In “Changing the Game,'' Mack Beggs is forced to play on a women’s team, despite his identity as a trans man. Photo courtesy of Hulu

At the time, Beggs was being harassed online by not only strangers but well known media personalities. It got to a point where he took sleeping pills in an effort to end his life. 

“They bully him so hard that that moment in the film is so tough for me to endure. It's just a real reminder [that] Mack is the embodiment of resiliency and courage. And this is a kid who still tried to end his own life,” Barnett says. “He's still part of that statistic of suicide attempts for trans youth. It hits me to my core. it is a powerful reminder of the love and support that trans youth do need to navigate this world.”

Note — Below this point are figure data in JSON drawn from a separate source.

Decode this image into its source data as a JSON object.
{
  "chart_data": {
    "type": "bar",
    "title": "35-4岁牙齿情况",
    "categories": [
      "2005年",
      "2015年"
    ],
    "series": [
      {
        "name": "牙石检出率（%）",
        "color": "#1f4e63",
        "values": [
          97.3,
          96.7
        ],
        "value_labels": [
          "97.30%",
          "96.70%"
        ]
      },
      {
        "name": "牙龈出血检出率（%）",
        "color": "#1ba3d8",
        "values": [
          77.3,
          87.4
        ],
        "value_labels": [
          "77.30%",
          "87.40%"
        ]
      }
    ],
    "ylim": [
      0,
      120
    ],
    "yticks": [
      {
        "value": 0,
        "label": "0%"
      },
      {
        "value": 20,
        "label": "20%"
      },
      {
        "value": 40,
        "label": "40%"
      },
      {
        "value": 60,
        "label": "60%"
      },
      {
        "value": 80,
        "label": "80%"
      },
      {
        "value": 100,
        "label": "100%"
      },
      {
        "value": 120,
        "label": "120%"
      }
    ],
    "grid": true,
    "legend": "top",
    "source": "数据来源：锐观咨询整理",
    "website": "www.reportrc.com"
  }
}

Another subject of the documentary is Andraya from Connecticut who runs track and field. Unlike in Texas, she is able to compete on sports teams that are consistent with her gender identity. But not everyone is on board with the idea of a trans athlete playing on the team. That’s because of the perceived advantages trans athletes are thought to have. 

Barnett argues that at the center of sports should not be the idea of what’s fair or who wins or loses, but the community a sports team can provide.

“We talk [like] every single trans athlete is going to steal every scholarship from every single kid. Most youth that are trans don't want to play sports because they're terrified right? The courage that's required to just play a sport to be out to have to endure that much ridicule and hatred. That feels unfair to me.”